In-vitro Apoptotic Effects of Deferoxamine on the Glioblastoma Cell Line

Research suggests the inhibitory effects of deferoxamine as an iron chelator on erythroleukemia cells. The present study was conducted to investigate the effects of deferoxamine on B92 cells as a model of glial cells carcinoma.

The present experimental study treated 6×104 B92 cells with 0, 10, 50 and 100 µM of deferoxamine for 24 hours in the presence or absence of 10 μmol/l of ferric chloride. Morphological changes were evaluated in the treated cells compared to in the control sample using an inverse optical microscope. The inhibitory and cytotoxic effects of deferoxamine were evaluated using the dimethylimidazole-diphenyl tetrazolium bromide (MTT) reduction and neutral red uptake assay. The data were analyzed using the Kruskal-Wallis test. P <0.05 was set as the level of statistical significance.
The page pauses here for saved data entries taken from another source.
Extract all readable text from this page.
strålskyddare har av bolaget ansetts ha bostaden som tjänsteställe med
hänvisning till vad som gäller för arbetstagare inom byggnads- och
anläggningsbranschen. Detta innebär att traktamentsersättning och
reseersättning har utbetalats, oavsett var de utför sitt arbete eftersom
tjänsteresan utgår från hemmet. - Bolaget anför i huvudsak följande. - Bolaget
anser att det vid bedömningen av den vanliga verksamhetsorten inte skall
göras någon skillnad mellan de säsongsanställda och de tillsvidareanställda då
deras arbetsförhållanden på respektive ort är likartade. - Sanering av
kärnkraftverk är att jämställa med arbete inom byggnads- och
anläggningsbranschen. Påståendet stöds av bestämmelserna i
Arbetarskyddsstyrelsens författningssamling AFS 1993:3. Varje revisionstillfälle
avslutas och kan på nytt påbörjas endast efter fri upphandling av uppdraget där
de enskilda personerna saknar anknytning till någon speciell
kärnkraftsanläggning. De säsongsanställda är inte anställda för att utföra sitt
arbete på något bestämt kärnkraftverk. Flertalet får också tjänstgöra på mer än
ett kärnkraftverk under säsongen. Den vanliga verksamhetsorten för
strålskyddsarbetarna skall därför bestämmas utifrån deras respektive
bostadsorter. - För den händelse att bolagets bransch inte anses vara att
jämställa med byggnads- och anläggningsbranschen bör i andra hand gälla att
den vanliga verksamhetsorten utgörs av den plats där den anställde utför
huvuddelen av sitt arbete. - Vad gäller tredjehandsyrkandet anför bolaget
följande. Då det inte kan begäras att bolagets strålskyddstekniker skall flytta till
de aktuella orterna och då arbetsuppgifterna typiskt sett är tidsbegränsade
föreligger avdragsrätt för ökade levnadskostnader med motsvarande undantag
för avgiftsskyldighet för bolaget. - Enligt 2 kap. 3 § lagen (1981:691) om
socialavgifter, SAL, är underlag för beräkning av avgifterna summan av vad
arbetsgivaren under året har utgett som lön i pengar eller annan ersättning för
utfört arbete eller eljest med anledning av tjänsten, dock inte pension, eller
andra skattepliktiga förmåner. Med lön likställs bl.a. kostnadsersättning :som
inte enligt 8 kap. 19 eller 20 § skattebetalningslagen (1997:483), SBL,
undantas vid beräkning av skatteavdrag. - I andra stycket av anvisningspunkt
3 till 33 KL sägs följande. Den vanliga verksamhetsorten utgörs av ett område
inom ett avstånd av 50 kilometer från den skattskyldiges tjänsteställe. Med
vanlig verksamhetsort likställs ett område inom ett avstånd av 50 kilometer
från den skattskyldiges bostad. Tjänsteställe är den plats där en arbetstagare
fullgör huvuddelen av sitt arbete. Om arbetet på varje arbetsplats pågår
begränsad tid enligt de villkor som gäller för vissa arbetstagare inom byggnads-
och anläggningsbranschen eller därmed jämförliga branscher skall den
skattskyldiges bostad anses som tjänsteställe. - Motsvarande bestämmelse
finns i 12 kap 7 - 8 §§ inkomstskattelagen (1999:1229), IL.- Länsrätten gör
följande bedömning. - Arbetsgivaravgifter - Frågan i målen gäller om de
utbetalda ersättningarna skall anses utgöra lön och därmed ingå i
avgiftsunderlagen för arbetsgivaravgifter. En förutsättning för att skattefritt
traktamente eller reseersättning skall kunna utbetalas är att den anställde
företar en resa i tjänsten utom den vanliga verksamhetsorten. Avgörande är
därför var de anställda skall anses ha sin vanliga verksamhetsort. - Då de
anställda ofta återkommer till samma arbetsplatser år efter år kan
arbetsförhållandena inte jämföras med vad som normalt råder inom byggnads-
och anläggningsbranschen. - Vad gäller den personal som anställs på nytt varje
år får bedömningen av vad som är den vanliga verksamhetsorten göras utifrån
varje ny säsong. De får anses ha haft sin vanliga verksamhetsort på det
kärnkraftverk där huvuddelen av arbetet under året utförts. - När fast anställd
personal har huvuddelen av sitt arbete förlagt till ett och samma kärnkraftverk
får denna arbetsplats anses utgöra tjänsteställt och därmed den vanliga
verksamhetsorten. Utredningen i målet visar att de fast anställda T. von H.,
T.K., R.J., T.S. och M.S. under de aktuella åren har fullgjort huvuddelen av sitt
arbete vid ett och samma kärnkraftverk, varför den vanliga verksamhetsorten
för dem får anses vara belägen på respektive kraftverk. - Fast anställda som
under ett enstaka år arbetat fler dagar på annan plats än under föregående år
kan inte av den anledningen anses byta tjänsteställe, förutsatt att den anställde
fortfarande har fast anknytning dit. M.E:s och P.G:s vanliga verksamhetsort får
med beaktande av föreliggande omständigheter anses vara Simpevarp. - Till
The inhibitory effects of deferoxamine on the proliferation of B92 cells were identified after 24 hours in a way that the cells began to accumulate in the presence of deferoxamine. Ten μmol/l of ferric chloride prevented these morphological changes. Deferoxamine was also found to significantly and 
dose-dependently inhibit the vitality and viability of B92 cells. Moreover, the data showed that ferric chloride prevents the emergence of the effects of treating B92 cells with deferoxamine.

Deferoxamine exerts in-vitro antiproliferative effects on the glial cell line B92.